1. Memvisualisasikan experience
Sebelum melakukannya, konsep klasik hierarki kebutuhan Maslow bisa digunakan. Intinya, semakin tinggi segmen pelanggan, experience yang dihadirkan juga harus semakin tinggi. Misalnya, ada ponsel yang memang menyasar segmen premium. Sebab itu, kampanye pemasarannya lebih tampak eksklusif, personal, elegan, mengedepankan desain dan gaya hidup. Sementara, ada ponsel yang menyasar segmen massal. Kampanye pemasarannya pun divisualkan dengan kerumunan, banyak orang, dan harga ekonomis.
2. Menerjemahkan visi, mendesain peta experience, dan melatih karyawan
Usai menentukan konsep experience yang mau dibangun, kini saatnya menerjemahkan konsep itu ke dalam pedoman praktis yang disebut dengan Customers Experience Maps (CEM). CEM ini akan menjadi pedoman praktis dalam menarik perhatian dan melayani pelanggan. Misalnya, CEM ini dipakai dalam membangun dan mengisi sebuah kafe. Selanjutnya, CEM ini menjadi bahan pelatihan untuk karyawan.
[cpm_adm id=”11945″ show_desc=”no” size=”medium” align=”left”]
3. Membangun Experience Plan
Usai dilatih dengan CEM, karyawan diharapkan bisa mengenali segmen yang maksud dan memilih CEM yang paling relevan saat melayani pelanggan. Misalnya, layanan kepada pelanggan dewasa tentu berbeda dengan layanan kepada pelanggan anak-anak. CEM layanan kepada pelanggan melalui sistem drive thru tentu berbeda dengan yang langsung membeli di konter.
4. Berinteraksi dengan Pelanggan
Pengalaman juga bisa dibangun pada saat berinteraksi dengan pelanggan. Ada tiga hal yang bisa dibangun di sini, yakni Experience Response Point (ERP), Experience Voting Points (EVP), dan Experience Touch Point (ETP).

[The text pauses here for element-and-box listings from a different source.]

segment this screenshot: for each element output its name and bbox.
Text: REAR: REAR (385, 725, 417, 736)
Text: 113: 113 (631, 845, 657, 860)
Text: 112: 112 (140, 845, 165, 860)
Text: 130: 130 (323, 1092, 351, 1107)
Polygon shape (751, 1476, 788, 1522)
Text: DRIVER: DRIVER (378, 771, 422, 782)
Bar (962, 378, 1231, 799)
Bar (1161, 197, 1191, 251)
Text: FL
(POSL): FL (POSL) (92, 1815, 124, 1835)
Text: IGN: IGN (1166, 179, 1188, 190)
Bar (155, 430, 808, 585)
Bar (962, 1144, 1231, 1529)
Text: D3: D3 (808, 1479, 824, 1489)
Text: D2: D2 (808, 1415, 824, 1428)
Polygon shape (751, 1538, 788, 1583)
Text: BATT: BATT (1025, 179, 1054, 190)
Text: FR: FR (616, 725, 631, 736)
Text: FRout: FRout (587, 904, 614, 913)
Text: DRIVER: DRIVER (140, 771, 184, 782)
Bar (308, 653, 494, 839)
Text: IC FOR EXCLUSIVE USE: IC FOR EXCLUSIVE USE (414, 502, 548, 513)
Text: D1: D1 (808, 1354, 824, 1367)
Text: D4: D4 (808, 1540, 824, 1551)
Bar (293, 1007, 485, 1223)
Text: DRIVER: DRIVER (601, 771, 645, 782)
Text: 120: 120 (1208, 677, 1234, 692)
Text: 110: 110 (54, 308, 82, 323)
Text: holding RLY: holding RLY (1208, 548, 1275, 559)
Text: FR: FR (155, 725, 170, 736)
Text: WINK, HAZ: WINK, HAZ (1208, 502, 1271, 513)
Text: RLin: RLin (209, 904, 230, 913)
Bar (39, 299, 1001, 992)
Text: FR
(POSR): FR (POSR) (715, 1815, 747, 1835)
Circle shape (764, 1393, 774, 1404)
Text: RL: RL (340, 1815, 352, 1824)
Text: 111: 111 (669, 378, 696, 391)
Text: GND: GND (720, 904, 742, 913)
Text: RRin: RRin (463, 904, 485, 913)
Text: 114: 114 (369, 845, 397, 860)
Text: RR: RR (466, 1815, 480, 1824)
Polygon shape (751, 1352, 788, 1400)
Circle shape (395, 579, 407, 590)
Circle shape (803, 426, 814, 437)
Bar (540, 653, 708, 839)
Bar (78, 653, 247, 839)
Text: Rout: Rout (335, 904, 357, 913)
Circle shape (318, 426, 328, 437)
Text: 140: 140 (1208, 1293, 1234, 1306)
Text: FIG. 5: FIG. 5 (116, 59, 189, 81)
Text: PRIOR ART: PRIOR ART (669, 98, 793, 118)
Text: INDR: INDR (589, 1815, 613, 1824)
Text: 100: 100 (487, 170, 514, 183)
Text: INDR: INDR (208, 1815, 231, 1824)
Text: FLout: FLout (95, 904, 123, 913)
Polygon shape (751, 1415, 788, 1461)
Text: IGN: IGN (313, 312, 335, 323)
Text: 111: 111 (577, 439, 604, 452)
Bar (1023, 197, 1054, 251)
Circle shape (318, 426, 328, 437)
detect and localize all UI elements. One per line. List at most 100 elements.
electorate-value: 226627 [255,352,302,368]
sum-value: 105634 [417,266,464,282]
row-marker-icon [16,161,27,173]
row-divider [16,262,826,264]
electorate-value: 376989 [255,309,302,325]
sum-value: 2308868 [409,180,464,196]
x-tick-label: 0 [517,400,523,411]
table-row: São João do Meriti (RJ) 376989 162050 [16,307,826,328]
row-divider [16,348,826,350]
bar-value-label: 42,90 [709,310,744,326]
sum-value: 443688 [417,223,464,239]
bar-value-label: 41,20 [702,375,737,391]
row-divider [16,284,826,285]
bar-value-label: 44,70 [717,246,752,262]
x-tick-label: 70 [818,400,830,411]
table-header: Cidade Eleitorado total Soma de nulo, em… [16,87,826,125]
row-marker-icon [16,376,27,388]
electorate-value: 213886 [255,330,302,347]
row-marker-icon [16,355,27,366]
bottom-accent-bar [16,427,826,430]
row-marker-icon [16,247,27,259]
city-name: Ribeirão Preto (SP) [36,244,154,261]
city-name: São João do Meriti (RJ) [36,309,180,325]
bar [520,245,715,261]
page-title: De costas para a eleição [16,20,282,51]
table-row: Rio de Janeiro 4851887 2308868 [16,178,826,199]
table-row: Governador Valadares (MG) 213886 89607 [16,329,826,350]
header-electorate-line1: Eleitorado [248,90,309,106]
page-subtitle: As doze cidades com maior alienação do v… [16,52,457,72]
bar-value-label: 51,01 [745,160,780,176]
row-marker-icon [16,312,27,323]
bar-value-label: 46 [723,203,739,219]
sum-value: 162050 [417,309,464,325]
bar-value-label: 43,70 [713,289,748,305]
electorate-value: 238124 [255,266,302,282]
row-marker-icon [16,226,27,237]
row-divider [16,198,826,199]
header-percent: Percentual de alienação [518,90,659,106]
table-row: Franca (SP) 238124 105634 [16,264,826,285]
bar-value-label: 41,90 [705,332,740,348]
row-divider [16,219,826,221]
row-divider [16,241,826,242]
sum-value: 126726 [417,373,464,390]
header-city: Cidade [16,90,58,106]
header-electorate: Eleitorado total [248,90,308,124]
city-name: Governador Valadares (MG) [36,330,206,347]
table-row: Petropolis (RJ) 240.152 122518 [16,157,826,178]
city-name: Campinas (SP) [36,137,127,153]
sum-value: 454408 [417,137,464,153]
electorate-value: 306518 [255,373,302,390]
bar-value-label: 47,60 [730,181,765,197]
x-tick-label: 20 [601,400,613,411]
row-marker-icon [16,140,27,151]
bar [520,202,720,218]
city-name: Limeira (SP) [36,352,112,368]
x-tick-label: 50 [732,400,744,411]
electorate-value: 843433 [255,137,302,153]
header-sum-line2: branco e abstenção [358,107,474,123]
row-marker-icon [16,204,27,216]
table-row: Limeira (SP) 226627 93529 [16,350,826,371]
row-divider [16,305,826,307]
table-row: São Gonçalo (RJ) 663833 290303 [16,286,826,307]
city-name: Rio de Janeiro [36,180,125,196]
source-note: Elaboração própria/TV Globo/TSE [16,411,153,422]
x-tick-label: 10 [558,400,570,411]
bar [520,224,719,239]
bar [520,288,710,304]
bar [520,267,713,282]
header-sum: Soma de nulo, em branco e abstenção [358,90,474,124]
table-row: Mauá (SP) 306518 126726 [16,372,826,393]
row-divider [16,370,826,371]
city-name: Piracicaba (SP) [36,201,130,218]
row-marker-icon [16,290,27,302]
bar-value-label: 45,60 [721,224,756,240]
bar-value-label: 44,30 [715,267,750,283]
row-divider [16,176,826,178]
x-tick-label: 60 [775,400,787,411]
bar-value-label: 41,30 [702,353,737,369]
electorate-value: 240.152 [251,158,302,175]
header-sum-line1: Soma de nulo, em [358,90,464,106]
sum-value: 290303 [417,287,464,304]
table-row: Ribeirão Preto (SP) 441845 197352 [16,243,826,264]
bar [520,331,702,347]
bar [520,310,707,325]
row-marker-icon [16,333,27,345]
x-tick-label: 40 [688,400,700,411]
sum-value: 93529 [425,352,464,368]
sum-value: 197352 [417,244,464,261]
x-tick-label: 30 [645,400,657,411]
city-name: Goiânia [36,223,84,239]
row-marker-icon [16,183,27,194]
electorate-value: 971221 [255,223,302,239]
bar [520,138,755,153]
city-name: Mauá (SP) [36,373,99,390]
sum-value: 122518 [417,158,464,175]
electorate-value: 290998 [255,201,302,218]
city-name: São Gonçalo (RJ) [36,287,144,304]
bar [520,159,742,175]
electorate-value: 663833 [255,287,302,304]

ERP menjadi poin utama dalam experience pada pelanggan. Tidak harus selalu produk dan konten seperti makanan dan minuman. ERP juga bisa dengan konteksnya (cara menyajikan), seperti interior ruang, jenis bangku, live music, mini bar, dan sebagainya.
EVP menjadi titik utama untuk menstimulus pelanggan agar datang dan lalu menikmati experience yang disajikan dalam ERP. Misalnya, begitu pelanggan datang di pintu resto, pelayan langsung mengarahkan mereka ke bangku di mana ERP disediakan. Sementara itu, ETP menjadi keseluruhan titik di mana pelayan bisa berinteraksi dengan pelanggan. Misalnya, dari satpam, tukang parkir, pelayan resto, dan bahkan sampai manajer resto atau pemilik resto tersebut. Semua diarahkan untuk memberikan interaksi yang baik kepada pelanggan.
5. Mengukur customer delight
Seperti halnya di banyak proses, langkah terakhir dalam membangun customer experience adalah mengukur tingkat pencapaiannya. Proses tersebut dievaluasi dan diukur seberapa efektif untuk membangun pengalaman pelanggan. Hasil dari pengukuran dan evaluasi ini bisa digunakan untuk menyempurnakan CEM yang sudah dibuat.